First, I don't think capitalist firms hire labor or pay for labor. I think
they hire labor-power, and often pay for it by the hour. What the ideologues
call "labor costs" are really labor-power costs; what they call labor markets
are really labor-power markets.
This may seem uselessly pedantic. It other contexts it might be, but the
problem here is precisely that the POP equations, because of their non-Marxist
origin, use the same "l" to indicate the commodity that the firm buys in the
market and the human activity needed to produce things. So they falsely
represent the real relations by making it seem as if a wage were paid for the
performance of the activity.
The reason I insist that the "l" in the POP equations is a vector of amounts
of living *labor* requirements per unit of output is that the same "l" is used
when talking about techniques of production. For instance, Pasinetti's
_Lectures on the Theory of Production_ represents this vector (which he calls
a_n) as the last row of the input/output matrix A (p. 60, p. 72) and calls its
elements "coefficients of production" (p. 51). Speaking of the Sraffa system,
he writes "Wages are distributed in proportion to the physical quantity of
labor which has been contributed" (p. 72). On p. 73 and thereafter, he
proceeds to postmultiply "l" (or a_n) by the wage rate.

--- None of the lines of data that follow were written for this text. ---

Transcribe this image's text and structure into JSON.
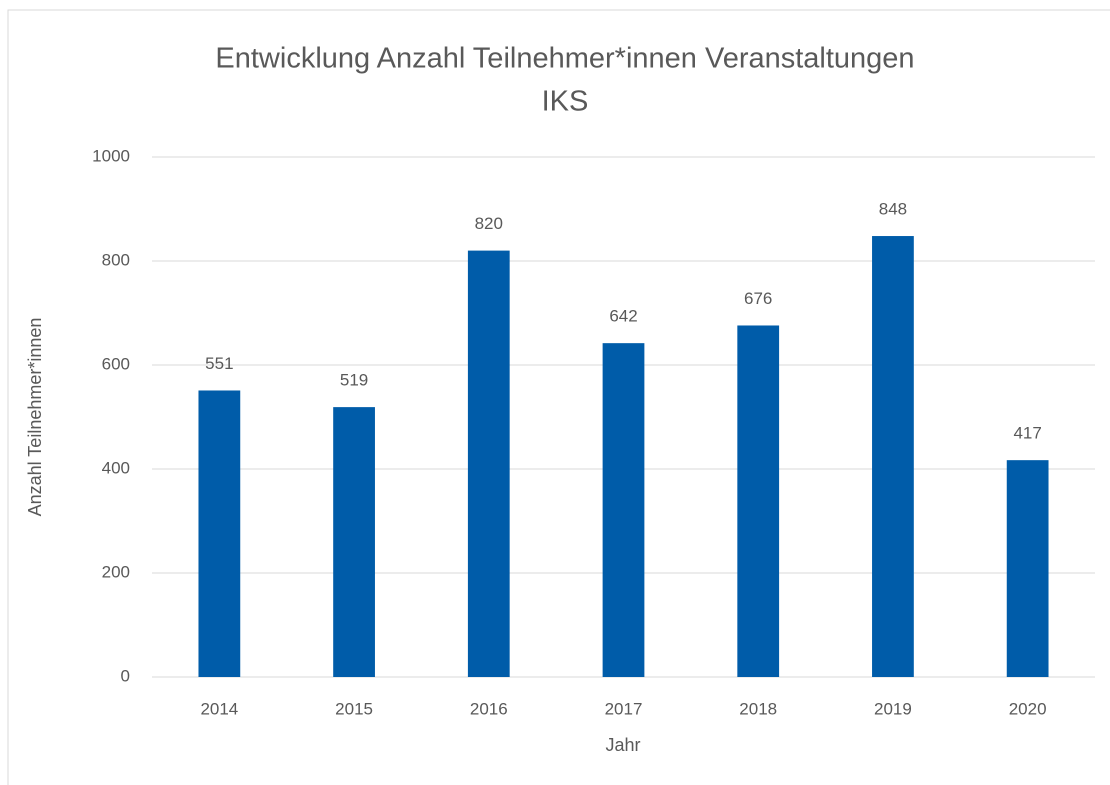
{
  "chart_data": {
    "type": "bar",
    "title": [
      "Entwicklung Anzahl Teilnehmer*innen  Veranstaltungen",
      "IKS"
    ],
    "x_label": "Jahr",
    "y_label": "Anzahl Teilnehmer*innen",
    "categories": [
      "2014",
      "2015",
      "2016",
      "2017",
      "2018",
      "2019",
      "2020"
    ],
    "values": [
      551,
      519,
      820,
      642,
      676,
      848,
      417
    ],
    "color": "#005ca9",
    "ylim": [
      0,
      1000
    ],
    "yticks": [
      0,
      200,
      400,
      600,
      800,
      1000
    ],
    "grid": true,
    "data_labels": true
  }
}
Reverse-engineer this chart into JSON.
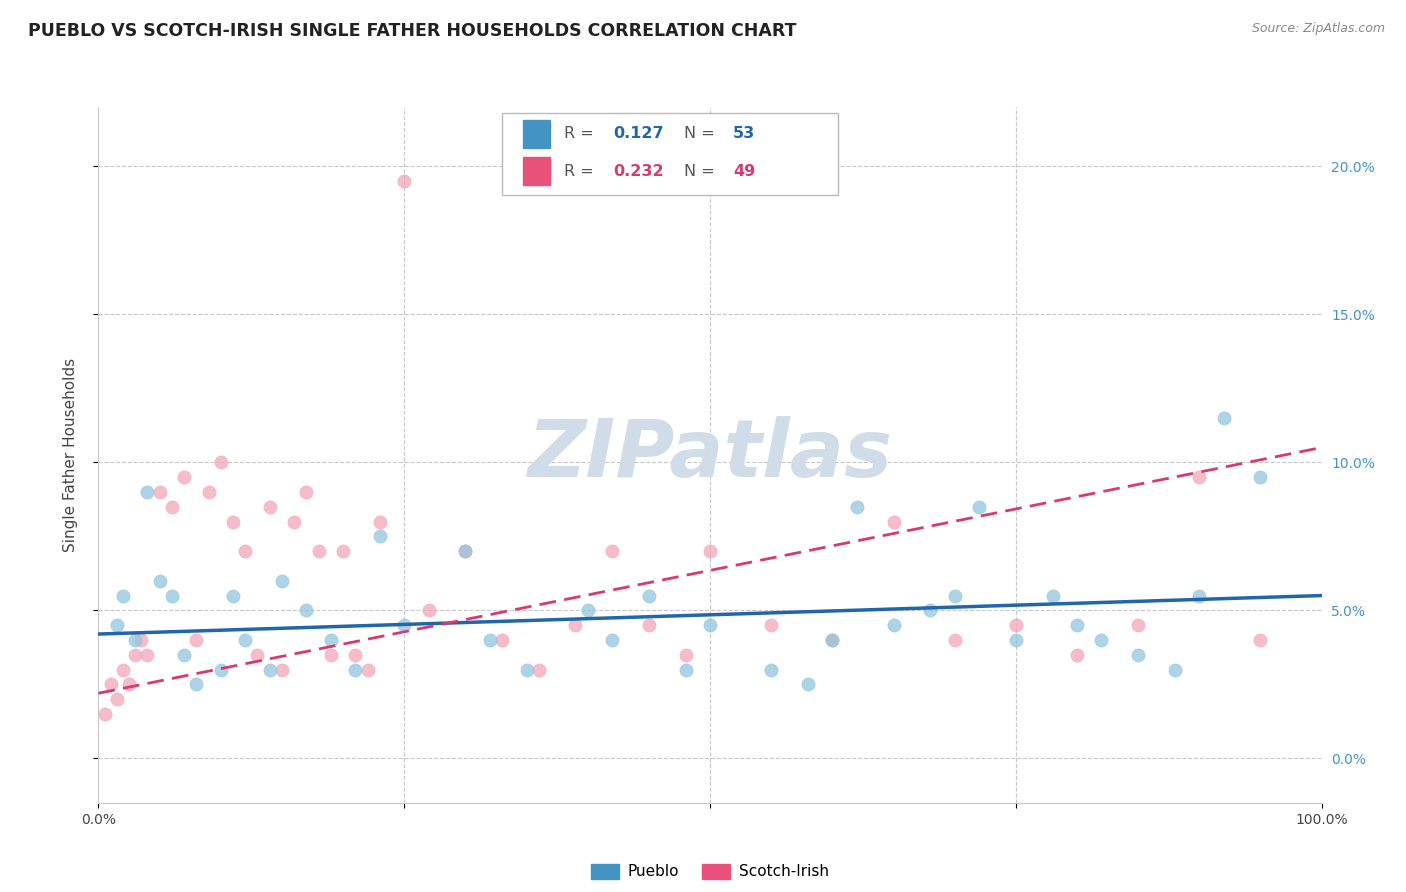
{
  "title": "PUEBLO VS SCOTCH-IRISH SINGLE FATHER HOUSEHOLDS CORRELATION CHART",
  "source": "Source: ZipAtlas.com",
  "ylabel": "Single Father Households",
  "blue_color": "#92c5de",
  "pink_color": "#f4a6b8",
  "blue_line_color": "#2166ac",
  "pink_line_color": "#d63a6e",
  "blue_legend_color": "#4393c3",
  "pink_legend_color": "#e8527a",
  "legend_r1": "0.127",
  "legend_n1": "53",
  "legend_r2": "0.232",
  "legend_n2": "49",
  "pueblo_x": [
    1.5,
    2,
    3,
    4,
    5,
    6,
    7,
    8,
    10,
    11,
    12,
    14,
    15,
    17,
    19,
    21,
    23,
    25,
    30,
    32,
    35,
    40,
    42,
    45,
    48,
    50,
    55,
    58,
    60,
    62,
    65,
    68,
    70,
    72,
    75,
    78,
    80,
    82,
    85,
    88,
    90,
    92,
    95
  ],
  "pueblo_y": [
    4.5,
    5.5,
    4.0,
    9.0,
    6.0,
    5.5,
    3.5,
    2.5,
    3.0,
    5.5,
    4.0,
    3.0,
    6.0,
    5.0,
    4.0,
    3.0,
    7.5,
    4.5,
    7.0,
    4.0,
    3.0,
    5.0,
    4.0,
    5.5,
    3.0,
    4.5,
    3.0,
    2.5,
    4.0,
    8.5,
    4.5,
    5.0,
    5.5,
    8.5,
    4.0,
    5.5,
    4.5,
    4.0,
    3.5,
    3.0,
    5.5,
    11.5,
    9.5
  ],
  "scotch_x": [
    0.5,
    1.0,
    1.5,
    2.0,
    2.5,
    3.0,
    3.5,
    4.0,
    5.0,
    6.0,
    7.0,
    8.0,
    9.0,
    10.0,
    11.0,
    12.0,
    13.0,
    14.0,
    15.0,
    16.0,
    17.0,
    18.0,
    19.0,
    20.0,
    21.0,
    22.0,
    23.0,
    25.0,
    27.0,
    30.0,
    33.0,
    36.0,
    39.0,
    42.0,
    45.0,
    48.0,
    50.0,
    55.0,
    60.0,
    65.0,
    70.0,
    75.0,
    80.0,
    85.0,
    90.0,
    95.0
  ],
  "scotch_y": [
    1.5,
    2.5,
    2.0,
    3.0,
    2.5,
    3.5,
    4.0,
    3.5,
    9.0,
    8.5,
    9.5,
    4.0,
    9.0,
    10.0,
    8.0,
    7.0,
    3.5,
    8.5,
    3.0,
    8.0,
    9.0,
    7.0,
    3.5,
    7.0,
    3.5,
    3.0,
    8.0,
    19.5,
    5.0,
    7.0,
    4.0,
    3.0,
    4.5,
    7.0,
    4.5,
    3.5,
    7.0,
    4.5,
    4.0,
    8.0,
    4.0,
    4.5,
    3.5,
    4.5,
    9.5,
    4.0
  ],
  "blue_trend_x": [
    0,
    100
  ],
  "blue_trend_y": [
    4.2,
    5.5
  ],
  "pink_trend_x": [
    0,
    100
  ],
  "pink_trend_y": [
    2.2,
    10.5
  ],
  "yticks": [
    0,
    5,
    10,
    15,
    20
  ],
  "ytick_labels": [
    "0.0%",
    "5.0%",
    "10.0%",
    "15.0%",
    "20.0%"
  ],
  "xticks": [
    0,
    25,
    50,
    75,
    100
  ],
  "xtick_labels_show": [
    "0.0%",
    "",
    "",
    "",
    "100.0%"
  ],
  "xlim": [
    0,
    100
  ],
  "ylim": [
    -1.5,
    22
  ]
}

This procedure is not peculiar to Pasinetti. This is the standard treatment
of the matter. I was reading Dumenil/Levy's book on the profit rate today ---
they do the same as Pasinetti.
I did not understand the following: "I would prefer to say that V is the
value of labour-power per hour of labour hired multiplied by the number of
hours of labour-power hired. When V is multiplied by the value of money it is
then the total wage bill. But this is a different conception of the monetary
expression of value, the inverse of the value of money. I think it is defined
by Andrew's equation above. I think that Andrew defines it differently."
Could you explain this please, Simon?